Hi, Kate:
I didn't have a lot of time to speculate about my AN because it was large (4.5 cm) and pressing on my brainstem when I was finally diagnosed. I jumped on the internet and found a lot of information, including this great website, but I wasn't scared, just annoyed, which is my usual reaction to medical problems as I've had so few of them over the years. My wife was a 'rock' during the whole experience. We were fortunate to find a very compassionate neurosurgeon with decades of AN experience to perform the surgery. While undergoing pre-op tests (a CT scan) an unidentified 'mass' was found on my liver. No one said the word
cancer, but the neurosurgeon immediately canceled my surgery (scheduled for 10 days later). I was referred to a very pleasant oncologist. He ordered a liver biopsy. That was interesting. We demanded the biopsy results be conveyed to us as soon as they were known. That evening I received a phone call from the oncologist. He was elated to inform me that the biopsy showed a non-cancerous
hemangioma which required no treatment, as I was asymptomatic. The AN surgery was quickly rescheduled and, frankly it looked a bit less intimidating from that point on. Much later, my wife admitted that the oncologist had told her (privately) that if the liver 'mass' turned out to be cancerous, I would have less than six months to live. She never mentioned it during that time. What a girl.
I went into the surgery with the full intention of coming through this experience 'intact' and getting back to my normal life as quickly as possible. I had an excellent surgeon, was in (otherwise) good health and I fully expected to do well. I did. I had few complications post-op and was walking around the hospital floor by the fourth day, eager to go home. After proving to the PT nurse that I could maneuver quite well, I was discharged by noon on the fifth day following my surgery. I insisted we stop at my favorite diner where I could eat a stack of pancakes with my family (wife and adult son). Delicious! Once home, I took it easy and slept a lot the first few days, which is typical. Within a week, a visiting PT nurse came by and gave me some balance exercises to practice. I did them religiously - and my balance improved. After three visits and 'practice' sessions, she told me I was doing so well I didn't need her - but to keep practicing.

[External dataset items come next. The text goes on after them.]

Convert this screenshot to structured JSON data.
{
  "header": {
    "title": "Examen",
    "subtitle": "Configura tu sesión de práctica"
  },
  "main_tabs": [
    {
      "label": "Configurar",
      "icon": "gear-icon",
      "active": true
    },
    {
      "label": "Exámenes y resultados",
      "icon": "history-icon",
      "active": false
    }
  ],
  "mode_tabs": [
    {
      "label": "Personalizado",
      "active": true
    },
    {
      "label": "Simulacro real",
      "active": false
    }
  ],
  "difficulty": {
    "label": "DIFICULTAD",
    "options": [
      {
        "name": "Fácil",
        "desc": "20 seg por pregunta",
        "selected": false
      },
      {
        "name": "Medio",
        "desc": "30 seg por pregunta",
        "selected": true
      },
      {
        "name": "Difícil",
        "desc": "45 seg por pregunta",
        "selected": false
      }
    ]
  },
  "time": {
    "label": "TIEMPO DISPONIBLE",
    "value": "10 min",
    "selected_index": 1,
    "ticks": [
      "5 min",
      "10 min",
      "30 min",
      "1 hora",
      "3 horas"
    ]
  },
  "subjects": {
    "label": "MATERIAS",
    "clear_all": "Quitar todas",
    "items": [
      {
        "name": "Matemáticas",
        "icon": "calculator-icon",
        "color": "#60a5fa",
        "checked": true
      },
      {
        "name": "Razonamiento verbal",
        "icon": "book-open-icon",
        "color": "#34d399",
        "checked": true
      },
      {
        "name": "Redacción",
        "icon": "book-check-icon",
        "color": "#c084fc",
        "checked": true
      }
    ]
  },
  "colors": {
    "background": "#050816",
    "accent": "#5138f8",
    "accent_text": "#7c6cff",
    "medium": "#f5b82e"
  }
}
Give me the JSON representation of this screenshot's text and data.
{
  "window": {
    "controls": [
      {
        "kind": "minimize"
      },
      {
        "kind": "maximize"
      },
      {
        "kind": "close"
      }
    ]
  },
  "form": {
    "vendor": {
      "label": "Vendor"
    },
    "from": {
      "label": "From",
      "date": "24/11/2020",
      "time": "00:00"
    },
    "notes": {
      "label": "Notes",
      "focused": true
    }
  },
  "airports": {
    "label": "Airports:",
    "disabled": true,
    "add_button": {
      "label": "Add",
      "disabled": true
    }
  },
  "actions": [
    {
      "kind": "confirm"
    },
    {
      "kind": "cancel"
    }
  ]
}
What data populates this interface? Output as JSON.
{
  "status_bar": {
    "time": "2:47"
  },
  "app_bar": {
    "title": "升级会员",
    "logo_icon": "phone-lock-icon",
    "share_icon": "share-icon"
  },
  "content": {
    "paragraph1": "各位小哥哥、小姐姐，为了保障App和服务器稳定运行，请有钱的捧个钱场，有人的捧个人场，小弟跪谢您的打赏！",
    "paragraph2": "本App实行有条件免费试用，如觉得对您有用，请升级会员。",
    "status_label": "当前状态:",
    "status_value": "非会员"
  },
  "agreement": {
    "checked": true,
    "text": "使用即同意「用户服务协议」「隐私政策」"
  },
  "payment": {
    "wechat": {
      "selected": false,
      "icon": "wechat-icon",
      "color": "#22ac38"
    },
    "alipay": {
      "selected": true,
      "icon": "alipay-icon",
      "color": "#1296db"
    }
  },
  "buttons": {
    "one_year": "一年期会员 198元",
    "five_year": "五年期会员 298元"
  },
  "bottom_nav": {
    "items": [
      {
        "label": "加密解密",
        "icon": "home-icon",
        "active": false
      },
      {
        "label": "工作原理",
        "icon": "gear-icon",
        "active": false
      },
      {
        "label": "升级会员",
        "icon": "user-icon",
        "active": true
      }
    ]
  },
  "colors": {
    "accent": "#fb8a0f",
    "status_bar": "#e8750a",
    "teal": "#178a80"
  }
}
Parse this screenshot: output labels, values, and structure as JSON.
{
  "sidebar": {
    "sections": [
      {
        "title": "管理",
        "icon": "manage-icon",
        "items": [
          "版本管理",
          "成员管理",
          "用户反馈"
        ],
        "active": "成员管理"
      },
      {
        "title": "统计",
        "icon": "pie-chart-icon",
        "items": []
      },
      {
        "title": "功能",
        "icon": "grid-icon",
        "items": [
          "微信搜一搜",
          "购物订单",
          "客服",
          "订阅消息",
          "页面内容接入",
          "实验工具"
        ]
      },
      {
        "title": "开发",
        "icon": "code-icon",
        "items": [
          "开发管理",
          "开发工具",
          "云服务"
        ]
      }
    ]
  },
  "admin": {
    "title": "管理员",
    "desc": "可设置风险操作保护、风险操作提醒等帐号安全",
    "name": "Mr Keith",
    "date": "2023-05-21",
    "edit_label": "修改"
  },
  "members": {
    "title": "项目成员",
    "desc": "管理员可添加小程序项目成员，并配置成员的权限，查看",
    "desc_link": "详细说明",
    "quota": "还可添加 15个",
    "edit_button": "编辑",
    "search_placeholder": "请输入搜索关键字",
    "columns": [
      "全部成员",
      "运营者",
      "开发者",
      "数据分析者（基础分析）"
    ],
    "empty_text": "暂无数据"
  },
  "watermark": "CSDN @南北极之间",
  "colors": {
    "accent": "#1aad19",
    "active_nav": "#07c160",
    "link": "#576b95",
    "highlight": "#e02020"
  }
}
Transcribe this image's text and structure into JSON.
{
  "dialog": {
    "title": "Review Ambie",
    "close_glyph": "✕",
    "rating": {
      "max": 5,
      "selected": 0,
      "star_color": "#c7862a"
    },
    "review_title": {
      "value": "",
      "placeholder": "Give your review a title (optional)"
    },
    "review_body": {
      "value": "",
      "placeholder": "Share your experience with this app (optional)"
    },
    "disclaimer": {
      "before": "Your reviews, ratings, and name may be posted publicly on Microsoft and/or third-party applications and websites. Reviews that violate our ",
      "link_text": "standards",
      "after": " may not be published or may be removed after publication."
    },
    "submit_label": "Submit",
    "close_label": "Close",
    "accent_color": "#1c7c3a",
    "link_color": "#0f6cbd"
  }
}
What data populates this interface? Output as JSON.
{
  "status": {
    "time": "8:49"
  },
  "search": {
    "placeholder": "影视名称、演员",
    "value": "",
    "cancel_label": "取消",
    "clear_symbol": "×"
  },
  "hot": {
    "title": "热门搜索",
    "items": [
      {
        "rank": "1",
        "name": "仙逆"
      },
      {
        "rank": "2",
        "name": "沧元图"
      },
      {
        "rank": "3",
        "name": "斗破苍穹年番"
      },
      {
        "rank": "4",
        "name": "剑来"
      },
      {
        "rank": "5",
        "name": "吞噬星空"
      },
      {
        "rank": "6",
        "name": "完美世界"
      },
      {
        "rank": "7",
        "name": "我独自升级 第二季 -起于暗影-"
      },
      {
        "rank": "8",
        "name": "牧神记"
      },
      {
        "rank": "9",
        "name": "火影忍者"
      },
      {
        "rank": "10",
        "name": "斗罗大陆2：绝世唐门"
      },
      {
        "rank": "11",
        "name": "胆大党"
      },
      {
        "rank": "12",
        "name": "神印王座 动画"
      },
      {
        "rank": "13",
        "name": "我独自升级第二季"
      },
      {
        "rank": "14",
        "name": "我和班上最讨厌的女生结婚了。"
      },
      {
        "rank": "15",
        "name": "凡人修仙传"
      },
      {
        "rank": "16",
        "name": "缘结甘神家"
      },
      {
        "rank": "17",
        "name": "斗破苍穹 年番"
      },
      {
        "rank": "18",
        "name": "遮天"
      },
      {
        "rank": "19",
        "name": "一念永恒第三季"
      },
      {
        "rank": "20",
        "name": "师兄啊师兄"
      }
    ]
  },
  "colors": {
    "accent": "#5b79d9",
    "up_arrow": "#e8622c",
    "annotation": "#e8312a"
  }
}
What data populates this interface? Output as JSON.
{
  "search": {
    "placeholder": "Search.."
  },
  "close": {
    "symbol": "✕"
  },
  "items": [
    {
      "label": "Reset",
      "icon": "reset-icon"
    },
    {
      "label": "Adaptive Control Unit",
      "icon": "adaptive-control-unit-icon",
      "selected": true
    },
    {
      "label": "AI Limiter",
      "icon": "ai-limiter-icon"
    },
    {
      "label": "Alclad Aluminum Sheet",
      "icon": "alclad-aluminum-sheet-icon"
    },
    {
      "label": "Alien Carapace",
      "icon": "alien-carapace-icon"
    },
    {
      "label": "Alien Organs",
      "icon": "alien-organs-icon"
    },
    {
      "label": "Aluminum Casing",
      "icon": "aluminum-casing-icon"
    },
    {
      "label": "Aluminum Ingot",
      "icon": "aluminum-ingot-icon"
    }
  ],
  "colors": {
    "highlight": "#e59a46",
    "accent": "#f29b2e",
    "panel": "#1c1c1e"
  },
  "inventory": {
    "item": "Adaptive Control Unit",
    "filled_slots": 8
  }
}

I did, but I also began walking around a nearby park with my wife a few times a week, about two miles per walk, which also helped my balance. Within a month from my discharge, I was driving (with my doctor's permission) and feeling great. It was good to 'be back'.
Three months later, I began scheduled FSR treatments, which lasted for 26 sessions. I had no problems during that time and at my one-year surgery 'anniversary', my MRI showed tumor shrinkage and necrosis. I maintained a very positive attitude throughout both my surgery and radiation process. I
wanted to get 'back to normal' as quickly as possible. I simply wouldn't accept anything less. Now, I fully realize that I was very fortunate in not having any serious post-op complications and that my experience may not reflect the average AN patient. My surgeon said I was in the top five percent of any AN surgical patient he had ever operated on, in terms of my recovery, which was rapid. Ultimately, I give the credit for my recovery to God but I maintain that my own positive attitude certainly helped. I was
not going to allow this 'AN thing' to ruin my rather pleasant life.
Admittedly, almost two years out (of surgery) I feel much better than I did two months out, so time certainly does heal. I also admit that had I experienced any of the severe post-op problems some AN patients do, I have no idea how well I would have handled that situation. I also freely admit that positive thinking and setting high expectations isn't a guarantee that all will go smoothly or healing occur rapidly. However, setting high expectations and having a determination to get well certainly didn't do me any harm, either. I recommend it to anyone facing an acoustic neuroma diagnosis and dealing with the fears and concerns we all go through at that time.
Thanks for the opportunity to offer my perspective based on my experience. I hope it edifies.